Wednesday, April 04, 2007

Lots of sub-prime money

I am usually at the kitchen table with my first cup of coffee and the newspaper by six-thirty. The first section of the paper I go to is the business section. Being self-employed and in sales, the state of the economy is important.

Two headlines caught my attention in Monday’s business section. The “Mandatory time off” bill, proposed by the Democrats who now control things in Congress, provides paid sick leave for 57 million employees who don’t already have this employee benefit. I wonder who is going to pay for that? I bet self-employed real estate agents aren’t included in that category of “covered workers.”

The next big headline was “Slower outlook for state.” That’s an attention getter but the first sentence of the article appeared out of context……..”The housing downturn has done little so far to slow the California economy.” Naturally, the article went on to say that the most recent economic forecast project slower growth in the future. In case you have been missing out, the national economy and the California economy have been really doing well the past few years with record new employment, low unemployment, record corporation profits, lots of consumer spending and low interest rates.

The slower economic forecast is attributed to a slower hosing market, which will be caused by “The drying up of subprime credit suggesting that home sales in California will be stagnant for some time to come.” Now, I really need to check into my unemployment benefits and perhaps it’s time to support that mandatory time-off legislation if it will include 2,000,000 real estate agents. The abbreviated version of the article was the lack of sub-prime lending in the future, not the fall-out from its past indecressions is finally going to slow the California real estate market.

By seven o’clock I am in my office checking my daily fax broadcast from lenders. Their daily barrage of flyers and advertised offerings as to their interest rates and loan programs ties up my fax machine each morning. Lenders must not be reading the newspaper’s economic forecast. They must not be aware of the looming shortage of sub-prime loans that will result in a slower economy. There is lots of sub-prime money! Here are some examples of what major purveyors of money are offering today: “100 PERCENT LOANS” “NO CREDIT LOANS” “JUMBO LOANS WITH LITTLE FICO SCORES AVALIABLE” “NO DOC LOANS” “EASY QUAL” “BKs OK”.
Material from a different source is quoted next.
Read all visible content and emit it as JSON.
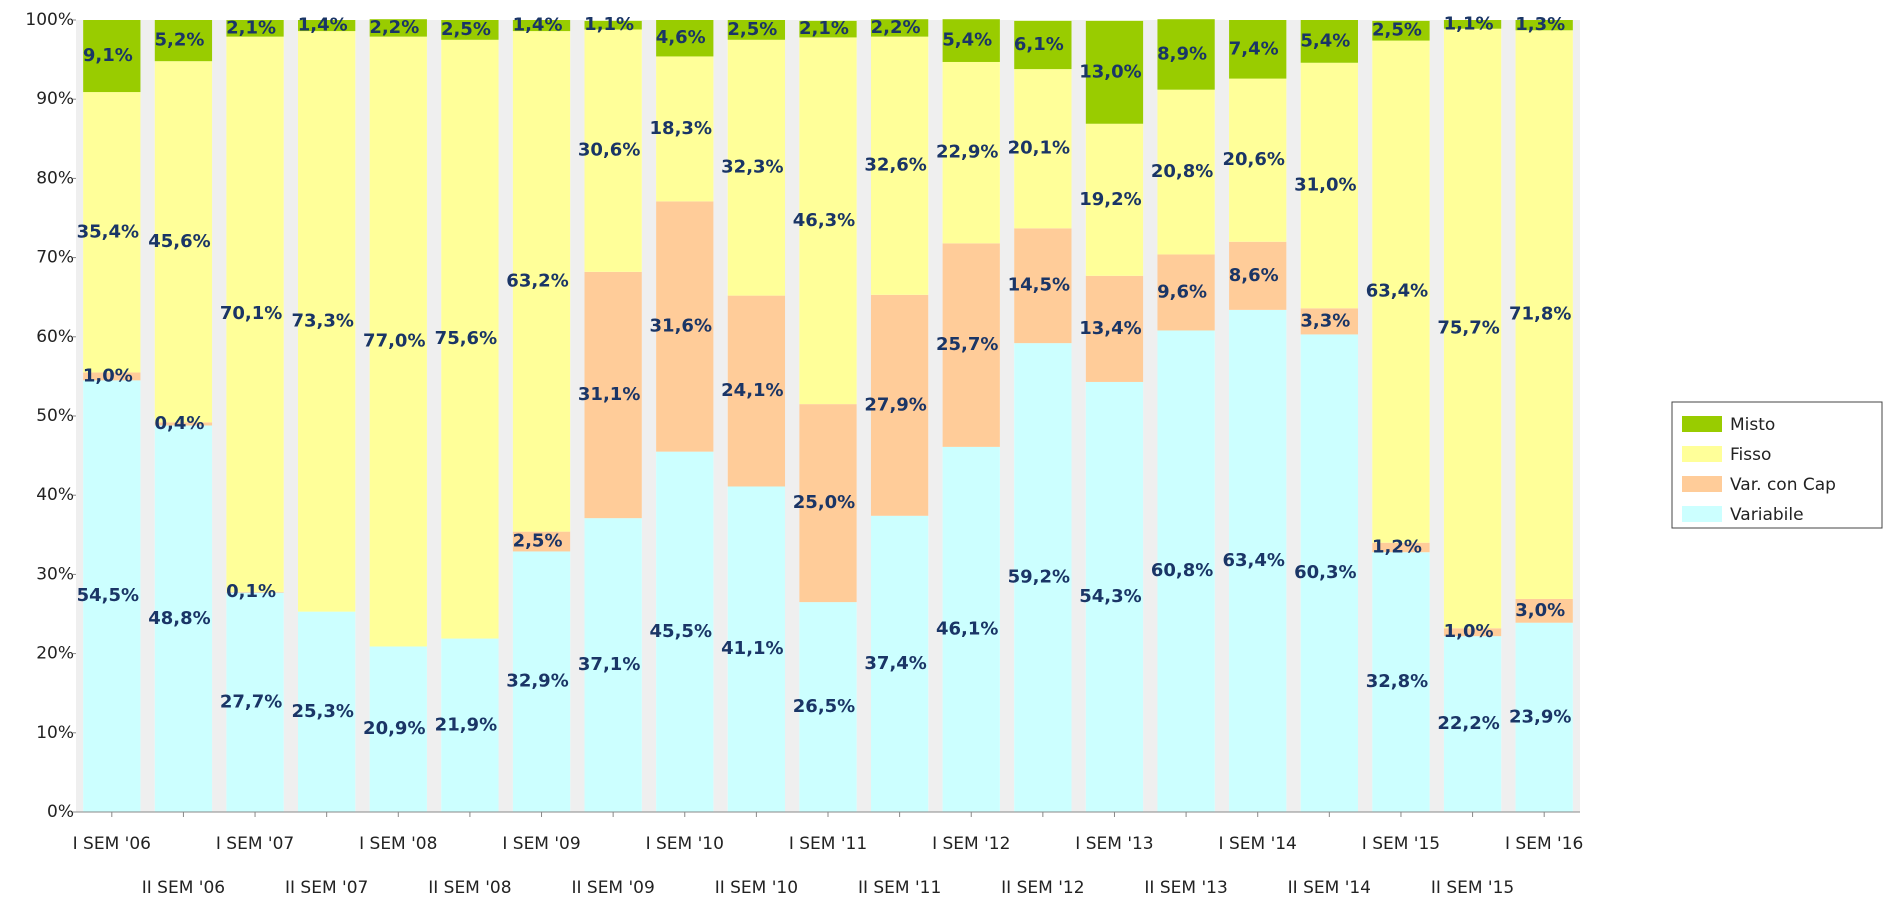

The housing market is still going through an adjustment. It appears to be quietly settling. It didn’t crash and won’t. Lenders will continues to make loans. That’s what they do. Sub-prime will continue. Loan programs will be adjusted, there will be more disclosure forms for borrowers to sign but borrowers who are serious about buying a home will continue to have many options to choose from.

Economic growth isn’t consistent. Some years are better than others. Recessions appear every ten years or so. It doesn’t take a PHD in Economics to predict slower growth in light of past cycles. This is a normal pattern of economic behavior. It isn’t the result of sub-prime lenders. They are still looking for reasons to make loans.